Despite only having graduated in 2002, David Pearson is one of the UK’s top book designers, and has won a D&AD Yellow Pencil for his work for Penguin. Last year he set up his own studio, David Pearson Design.

Who was your mentor?
My typography tutor, Phil Baines. The first time I went to his house he told me off for not aligning the letters on his hot and cold taps. I was already nervous enough as Phil had invited me to co-design a book with him.

The next task was to sit down and learn how to use QuarkXPress à la Phil Baines. You can just imagine how fastidiously constructed my documents were – and still are – such was my nervous disposition. Thanks Phil!
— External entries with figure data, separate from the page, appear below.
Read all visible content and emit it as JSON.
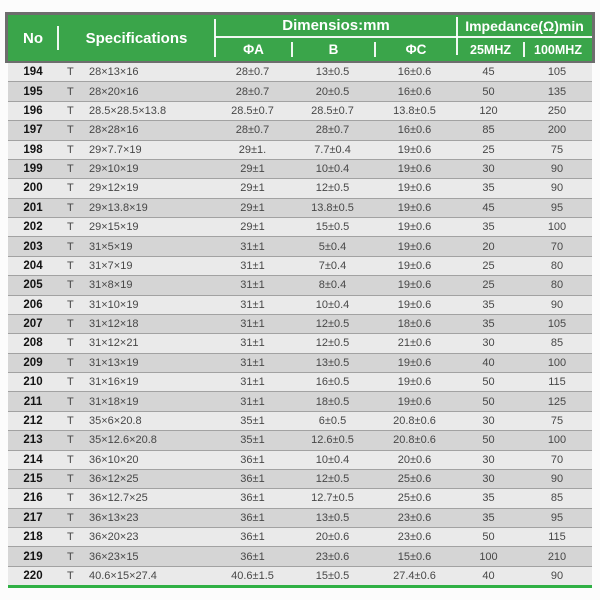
{
  "header": {
    "no_label": "No",
    "specifications_label": "Specifications",
    "dimensions_group_label": "Dimensios:mm",
    "impedance_group_label": "Impedance(Ω)min",
    "col_phi_a": "ΦA",
    "col_b": "B",
    "col_phi_c": "ΦC",
    "col_25mhz": "25MHZ",
    "col_100mhz": "100MHZ"
  },
  "colors": {
    "header_green": "#3aa54a",
    "header_border_gray": "#6d6d6d",
    "row_light": "#eaeaea",
    "row_dark": "#d5d5d5",
    "row_separator": "#a2a2a2",
    "bottom_rule_green": "#2fb044",
    "header_text": "#ffffff",
    "body_text": "#474747"
  },
  "table": {
    "rows": [
      {
        "no": "194",
        "prefix": "T",
        "dims": "28×13×16",
        "phi_a": "28±0.7",
        "b": "13±0.5",
        "phi_c": "16±0.6",
        "imp25": "45",
        "imp100": "105"
      },
      {
        "no": "195",
        "prefix": "T",
        "dims": "28×20×16",
        "phi_a": "28±0.7",
        "b": "20±0.5",
        "phi_c": "16±0.6",
        "imp25": "50",
        "imp100": "135"
      },
      {
        "no": "196",
        "prefix": "T",
        "dims": "28.5×28.5×13.8",
        "phi_a": "28.5±0.7",
        "b": "28.5±0.7",
        "phi_c": "13.8±0.5",
        "imp25": "120",
        "imp100": "250"
      },
      {
        "no": "197",
        "prefix": "T",
        "dims": "28×28×16",
        "phi_a": "28±0.7",
        "b": "28±0.7",
        "phi_c": "16±0.6",
        "imp25": "85",
        "imp100": "200"
      },
      {
        "no": "198",
        "prefix": "T",
        "dims": "29×7.7×19",
        "phi_a": "29±1.",
        "b": "7.7±0.4",
        "phi_c": "19±0.6",
        "imp25": "25",
        "imp100": "75"
      },
      {
        "no": "199",
        "prefix": "T",
        "dims": "29×10×19",
        "phi_a": "29±1",
        "b": "10±0.4",
        "phi_c": "19±0.6",
        "imp25": "30",
        "imp100": "90"
      },
      {
        "no": "200",
        "prefix": "T",
        "dims": "29×12×19",
        "phi_a": "29±1",
        "b": "12±0.5",
        "phi_c": "19±0.6",
        "imp25": "35",
        "imp100": "90"
      },
      {
        "no": "201",
        "prefix": "T",
        "dims": "29×13.8×19",
        "phi_a": "29±1",
        "b": "13.8±0.5",
        "phi_c": "19±0.6",
        "imp25": "45",
        "imp100": "95"
      },
      {
        "no": "202",
        "prefix": "T",
        "dims": "29×15×19",
        "phi_a": "29±1",
        "b": "15±0.5",
        "phi_c": "19±0.6",
        "imp25": "35",
        "imp100": "100"
      },
      {
        "no": "203",
        "prefix": "T",
        "dims": "31×5×19",
        "phi_a": "31±1",
        "b": "5±0.4",
        "phi_c": "19±0.6",
        "imp25": "20",
        "imp100": "70"
      },
      {
        "no": "204",
        "prefix": "T",
        "dims": "31×7×19",
        "phi_a": "31±1",
        "b": "7±0.4",
        "phi_c": "19±0.6",
        "imp25": "25",
        "imp100": "80"
      },
      {
        "no": "205",
        "prefix": "T",
        "dims": "31×8×19",
        "phi_a": "31±1",
        "b": "8±0.4",
        "phi_c": "19±0.6",
        "imp25": "25",
        "imp100": "80"
      },
      {
        "no": "206",
        "prefix": "T",
        "dims": "31×10×19",
        "phi_a": "31±1",
        "b": "10±0.4",
        "phi_c": "19±0.6",
        "imp25": "35",
        "imp100": "90"
      },
      {
        "no": "207",
        "prefix": "T",
        "dims": "31×12×18",
        "phi_a": "31±1",
        "b": "12±0.5",
        "phi_c": "18±0.6",
        "imp25": "35",
        "imp100": "105"
      },
      {
        "no": "208",
        "prefix": "T",
        "dims": "31×12×21",
        "phi_a": "31±1",
        "b": "12±0.5",
        "phi_c": "21±0.6",
        "imp25": "30",
        "imp100": "85"
      },
      {
        "no": "209",
        "prefix": "T",
        "dims": "31×13×19",
        "phi_a": "31±1",
        "b": "13±0.5",
        "phi_c": "19±0.6",
        "imp25": "40",
        "imp100": "100"
      },
      {
        "no": "210",
        "prefix": "T",
        "dims": "31×16×19",
        "phi_a": "31±1",
        "b": "16±0.5",
        "phi_c": "19±0.6",
        "imp25": "50",
        "imp100": "115"
      },
      {
        "no": "211",
        "prefix": "T",
        "dims": "31×18×19",
        "phi_a": "31±1",
        "b": "18±0.5",
        "phi_c": "19±0.6",
        "imp25": "50",
        "imp100": "125"
      },
      {
        "no": "212",
        "prefix": "T",
        "dims": "35×6×20.8",
        "phi_a": "35±1",
        "b": "6±0.5",
        "phi_c": "20.8±0.6",
        "imp25": "30",
        "imp100": "75"
      },
      {
        "no": "213",
        "prefix": "T",
        "dims": "35×12.6×20.8",
        "phi_a": "35±1",
        "b": "12.6±0.5",
        "phi_c": "20.8±0.6",
        "imp25": "50",
        "imp100": "100"
      },
      {
        "no": "214",
        "prefix": "T",
        "dims": "36×10×20",
        "phi_a": "36±1",
        "b": "10±0.4",
        "phi_c": "20±0.6",
        "imp25": "30",
        "imp100": "70"
      },
      {
        "no": "215",
        "prefix": "T",
        "dims": "36×12×25",
        "phi_a": "36±1",
        "b": "12±0.5",
        "phi_c": "25±0.6",
        "imp25": "30",
        "imp100": "90"
      },
      {
        "no": "216",
        "prefix": "T",
        "dims": "36×12.7×25",
        "phi_a": "36±1",
        "b": "12.7±0.5",
        "phi_c": "25±0.6",
        "imp25": "35",
        "imp100": "85"
      },
      {
        "no": "217",
        "prefix": "T",
        "dims": "36×13×23",
        "phi_a": "36±1",
        "b": "13±0.5",
        "phi_c": "23±0.6",
        "imp25": "35",
        "imp100": "95"
      },
      {
        "no": "218",
        "prefix": "T",
        "dims": "36×20×23",
        "phi_a": "36±1",
        "b": "20±0.6",
        "phi_c": "23±0.6",
        "imp25": "50",
        "imp100": "115"
      },
      {
        "no": "219",
        "prefix": "T",
        "dims": "36×23×15",
        "phi_a": "36±1",
        "b": "23±0.6",
        "phi_c": "15±0.6",
        "imp25": "100",
        "imp100": "210"
      },
      {
        "no": "220",
        "prefix": "T",
        "dims": "40.6×15×27.4",
        "phi_a": "40.6±1.5",
        "b": "15±0.5",
        "phi_c": "27.4±0.6",
        "imp25": "40",
        "imp100": "90"
      }
    ]
  }
}
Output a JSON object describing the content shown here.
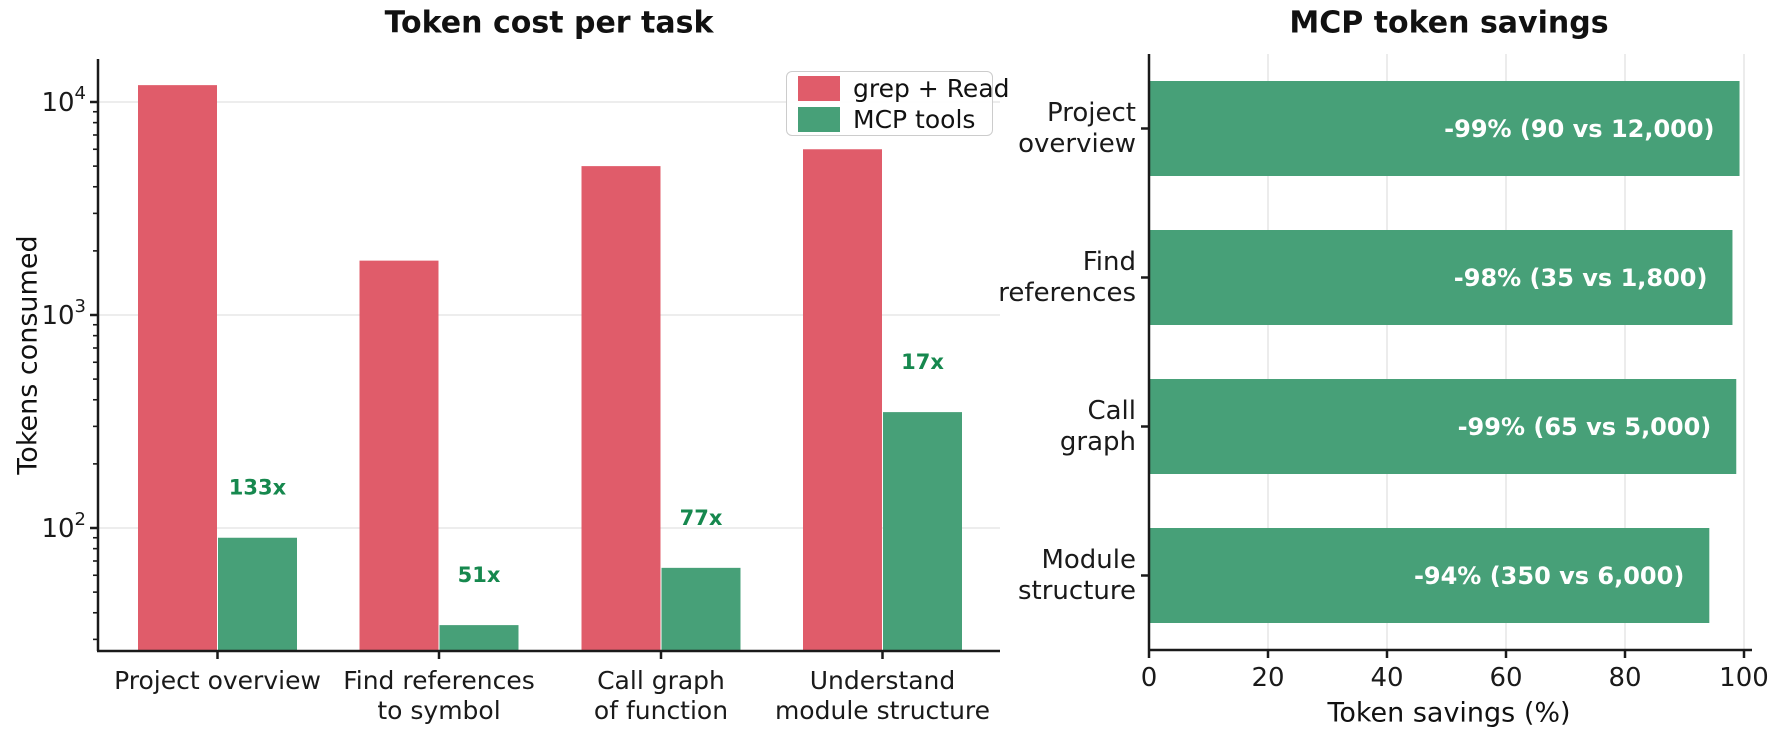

Who is the best creative you’ve worked with?
I’m currently working with Stanley Donwood, who was a major reason for me wanting to become a designer. I’ve always admired the way he refuses to rest on his laurels, instead continuing to produce groundbreaking and challenging work. I think it shows great character and integrity to step away from something that is clearly working for you, to reinvent yourself with each new project.

Since starting your new studio, what projects are you most proud of and why?
When striking out on your own, there’s a big part of you that believes you won’t get any work so, honestly, every job that comes in makes me enormously proud.

The satisfaction is so much more tangible when you are in touch with all the facets of a company and, weirdly, I’m really enjoying learning more about business. Also, I now have a much more direct relationship with my clients, which is making the design process a whole lot easier.

Which campaign, design or book cover do you wish you’d created?
I’d love to be the official designer for Resonance FM (104.4). I like the idea of designing a letterhead for an organization that thinks nothing of broadcasting a refilling cistern or insects having sex.
What has been the biggest change in the design world since you started out?
Increasingly, a designer’s job description is becoming all-encompassing. It’s now reasonable to expect a designer to pitch for work, execute it, manage the repro, buy the printing and then manage the print run.

This is probably a very good thing as it forces us to consider budget, print processes and the virtues of the tactile but you can’t help spare a thought for the highly-skilled production managers, repro houses and typesetters that appear to be falling by the wayside.

What’s the biggest challenge for design agencies like yours?
I think, to stay small enough to ensure we’re doing creative work most of the time, and yet have enough presence within the industry to attract interesting new clients.

What gets you up in the morning?
I’m lucky enough to have a job that feels more like a hobby.

What advice would you give to someone starting out in the design industry?
You don’t necessarily have to position yourself as a jack-of-all-trades in order to find work. In an ever-swelling market of multi-skilled, technicallyliterate designers, it’s often a more singular, focused approach that can lead to a more regular, trusting client base.

What’s the most amazing piece of design you’ve seen recently?
A friend rsent me a video clip of Marion Bataille’s joyous pop-up alphabet, ABC 3D. It was more proof that books are not yet looking for a quiet place to die.

What are you working on right now?
The third and final series of Great Ideas (Penguin). Although at times it can feel like the ‘difficult third album’, we’re having fun trying to reposition the series and see how far we can push the ‘type as image’ concept before it becomes apparent that you can’t actually read the things.

David Pearson’s design work has included Penguin’s Great Loves (above, top), Great Journeys, Popular Classics and Pocket Penguins series; and the relaunch of Zulma (above). His design direction and cover work on Penguin’s Great Ideas collection (below) won him at Yellow Pencil at the D&AD Awards in 2005.